Yaban ellerde eli kalem tutan birisinin en büyük imtihanı maddeyle olur. Maddi imkânsızlıklar çoğu zaman yanlış atılımlar yaptırır.
YAZAR VE SANATÇILARIN GEÇİM SIKINTISI ÜZERİNE
Geçmişte sürgün dolayısıyla veya başka sebeplerle Avrupa'ya yerleşen adı davayla özdeşleşen bazı isimlerin gurbetçilerin paralarıyla ticaret macerasına girip iflas ettiklerine topladıkları paraları ödeyemediklerine dair çokça hikâye dinledim.
Böyle kişileri o alandan uzak tutmak, hayatını devam ettirecek kadar maddi imkânı sağlayacak bir sistem kurmamız gerekirdi.
Fikirle sanatla öne çıkmış kişilerin ticaret yapmaya mecbur bırakmamak lazım.
Binlerce vakfımız var. Afrika'nın balta girmemiş ormanlarında yardım faaliyeti yapacak kadar organize tecrübesine sahip olduk.
Fakat yanı başımızdaki gerçek ihtiyaç sahibini görme yetimiz bir türlü gelişmedi.
Her yazarın en büyük arzusu yazdıklarıyla ayakta kalmayı başarmaktır. Ama ülke ve dünya şartları her yazana bu imkânı maalesef tanımaz.
Yaşar Kaplan'ın bir dostu kitaplarını yayınlamak istiyor ama yayınevi bulamıyor bundan çok muzdarip demişti.
Neyse ki son senelerde bu isteğine kavuştu. Kitaplarının tamamının okurla buluşması yazarın adının ve fikirlerinin yaşaması açısından çok anlamlı.
En azından bu konuda duyarlık gösterilebilirse merhumun ruhu şad olur İnşallah.
KAPLAN'IN SON RÖPORTAJI
Merhumla Ay Vakti Dergisi çok güzel bir röportaj yapmış. Son röportajı olarak değerlendirebileceğimiz konuşmada Kaplan, Türkiye merkezli bir bakış açısıyla önemli noktalara temas etmiş.

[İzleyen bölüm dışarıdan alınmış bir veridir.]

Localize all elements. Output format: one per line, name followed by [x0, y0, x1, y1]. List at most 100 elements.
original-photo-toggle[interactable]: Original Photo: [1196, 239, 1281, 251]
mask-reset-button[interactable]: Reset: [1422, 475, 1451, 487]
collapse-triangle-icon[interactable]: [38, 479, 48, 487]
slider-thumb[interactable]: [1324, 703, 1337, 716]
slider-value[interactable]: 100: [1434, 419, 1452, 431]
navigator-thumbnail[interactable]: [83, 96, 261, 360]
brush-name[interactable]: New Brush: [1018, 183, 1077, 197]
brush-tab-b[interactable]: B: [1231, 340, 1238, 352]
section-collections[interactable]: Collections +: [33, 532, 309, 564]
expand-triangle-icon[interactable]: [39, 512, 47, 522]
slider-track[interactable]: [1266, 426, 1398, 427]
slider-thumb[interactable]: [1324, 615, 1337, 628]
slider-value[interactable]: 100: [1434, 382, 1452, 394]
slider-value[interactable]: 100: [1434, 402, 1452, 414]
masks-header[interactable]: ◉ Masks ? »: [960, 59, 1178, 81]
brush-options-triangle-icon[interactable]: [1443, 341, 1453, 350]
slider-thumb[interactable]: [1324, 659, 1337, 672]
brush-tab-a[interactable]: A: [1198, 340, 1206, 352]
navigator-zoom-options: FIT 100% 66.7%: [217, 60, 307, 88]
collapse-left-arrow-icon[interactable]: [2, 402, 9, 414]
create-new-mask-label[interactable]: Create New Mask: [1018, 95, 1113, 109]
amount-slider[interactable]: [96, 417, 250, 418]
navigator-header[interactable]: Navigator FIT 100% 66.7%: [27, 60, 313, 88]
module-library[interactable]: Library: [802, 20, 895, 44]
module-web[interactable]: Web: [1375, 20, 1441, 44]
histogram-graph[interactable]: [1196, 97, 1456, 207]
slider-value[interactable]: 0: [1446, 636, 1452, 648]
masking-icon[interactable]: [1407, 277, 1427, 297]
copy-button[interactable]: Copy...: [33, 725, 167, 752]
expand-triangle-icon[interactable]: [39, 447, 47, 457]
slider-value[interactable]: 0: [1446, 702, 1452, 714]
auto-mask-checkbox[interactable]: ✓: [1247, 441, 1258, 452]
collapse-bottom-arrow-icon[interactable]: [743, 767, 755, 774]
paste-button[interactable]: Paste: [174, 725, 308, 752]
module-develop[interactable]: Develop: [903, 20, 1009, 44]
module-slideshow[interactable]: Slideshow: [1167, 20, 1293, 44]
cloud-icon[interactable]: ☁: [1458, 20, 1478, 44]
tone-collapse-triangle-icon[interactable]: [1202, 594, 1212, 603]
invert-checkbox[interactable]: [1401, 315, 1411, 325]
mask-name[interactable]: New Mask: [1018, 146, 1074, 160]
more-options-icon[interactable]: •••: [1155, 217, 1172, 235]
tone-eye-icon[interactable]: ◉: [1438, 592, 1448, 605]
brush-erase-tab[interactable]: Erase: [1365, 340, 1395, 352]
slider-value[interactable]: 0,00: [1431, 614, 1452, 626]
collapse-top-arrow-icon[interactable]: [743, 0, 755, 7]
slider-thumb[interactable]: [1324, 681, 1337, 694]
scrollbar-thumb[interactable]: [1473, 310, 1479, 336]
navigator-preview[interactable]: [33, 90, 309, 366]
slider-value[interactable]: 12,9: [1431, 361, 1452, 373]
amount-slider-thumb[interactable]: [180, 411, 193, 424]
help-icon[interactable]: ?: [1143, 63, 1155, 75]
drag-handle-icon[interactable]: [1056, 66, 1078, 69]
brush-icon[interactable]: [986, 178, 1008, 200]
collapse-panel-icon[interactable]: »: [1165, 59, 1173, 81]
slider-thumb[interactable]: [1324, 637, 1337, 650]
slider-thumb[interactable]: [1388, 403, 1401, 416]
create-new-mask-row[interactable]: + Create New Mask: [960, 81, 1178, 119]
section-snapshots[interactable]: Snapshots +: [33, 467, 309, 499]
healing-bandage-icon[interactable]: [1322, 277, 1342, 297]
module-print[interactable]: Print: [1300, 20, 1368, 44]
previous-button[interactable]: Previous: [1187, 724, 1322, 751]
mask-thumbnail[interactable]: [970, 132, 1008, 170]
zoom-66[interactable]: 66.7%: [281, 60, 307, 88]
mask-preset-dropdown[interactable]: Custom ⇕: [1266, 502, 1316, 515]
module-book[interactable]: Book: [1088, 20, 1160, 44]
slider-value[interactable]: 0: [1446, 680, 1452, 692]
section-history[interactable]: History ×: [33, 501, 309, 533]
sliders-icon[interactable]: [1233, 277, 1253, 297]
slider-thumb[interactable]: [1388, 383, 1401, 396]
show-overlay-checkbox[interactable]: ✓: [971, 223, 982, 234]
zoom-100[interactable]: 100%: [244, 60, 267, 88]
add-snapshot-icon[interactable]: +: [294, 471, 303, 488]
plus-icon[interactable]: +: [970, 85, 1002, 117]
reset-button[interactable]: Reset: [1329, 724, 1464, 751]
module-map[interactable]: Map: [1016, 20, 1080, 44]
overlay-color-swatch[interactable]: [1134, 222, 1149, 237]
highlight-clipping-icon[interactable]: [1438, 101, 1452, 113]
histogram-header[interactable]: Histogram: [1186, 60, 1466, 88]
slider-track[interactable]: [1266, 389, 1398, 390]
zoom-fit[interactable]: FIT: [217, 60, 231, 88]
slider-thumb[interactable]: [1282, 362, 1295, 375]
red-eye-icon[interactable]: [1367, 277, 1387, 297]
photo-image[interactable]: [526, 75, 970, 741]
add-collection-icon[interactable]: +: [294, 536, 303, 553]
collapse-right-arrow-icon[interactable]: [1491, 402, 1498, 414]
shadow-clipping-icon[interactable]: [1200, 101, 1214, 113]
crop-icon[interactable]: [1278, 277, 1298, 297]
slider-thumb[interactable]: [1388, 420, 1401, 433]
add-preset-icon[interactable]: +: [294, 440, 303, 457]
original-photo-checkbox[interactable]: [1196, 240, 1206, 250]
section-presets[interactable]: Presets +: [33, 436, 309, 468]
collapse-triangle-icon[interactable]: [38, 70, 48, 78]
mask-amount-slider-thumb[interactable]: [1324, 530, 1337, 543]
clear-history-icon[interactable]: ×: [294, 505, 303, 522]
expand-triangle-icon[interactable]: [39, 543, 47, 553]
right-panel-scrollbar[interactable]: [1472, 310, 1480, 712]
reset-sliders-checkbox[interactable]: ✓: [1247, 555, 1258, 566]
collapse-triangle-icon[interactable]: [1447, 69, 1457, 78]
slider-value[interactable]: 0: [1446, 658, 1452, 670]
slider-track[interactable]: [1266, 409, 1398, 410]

Mısır'dan dönen Akif'e gazeteci özlediniz mi diye sorunca Üstad "özlemek mi özlemek mi" diye cevap verir. Yaşar Kaplan da son röportajında Türkiye'yi çok özlediğini söylüyor. Ve içinde hiç bitmeyen yeniden dergi çıkarma arzusunu dile getiriyor. Edebiyatımızın sessiz dervişi Şeref Akbaba'nın yaptığı röportajı mutlaka bulup okuyun.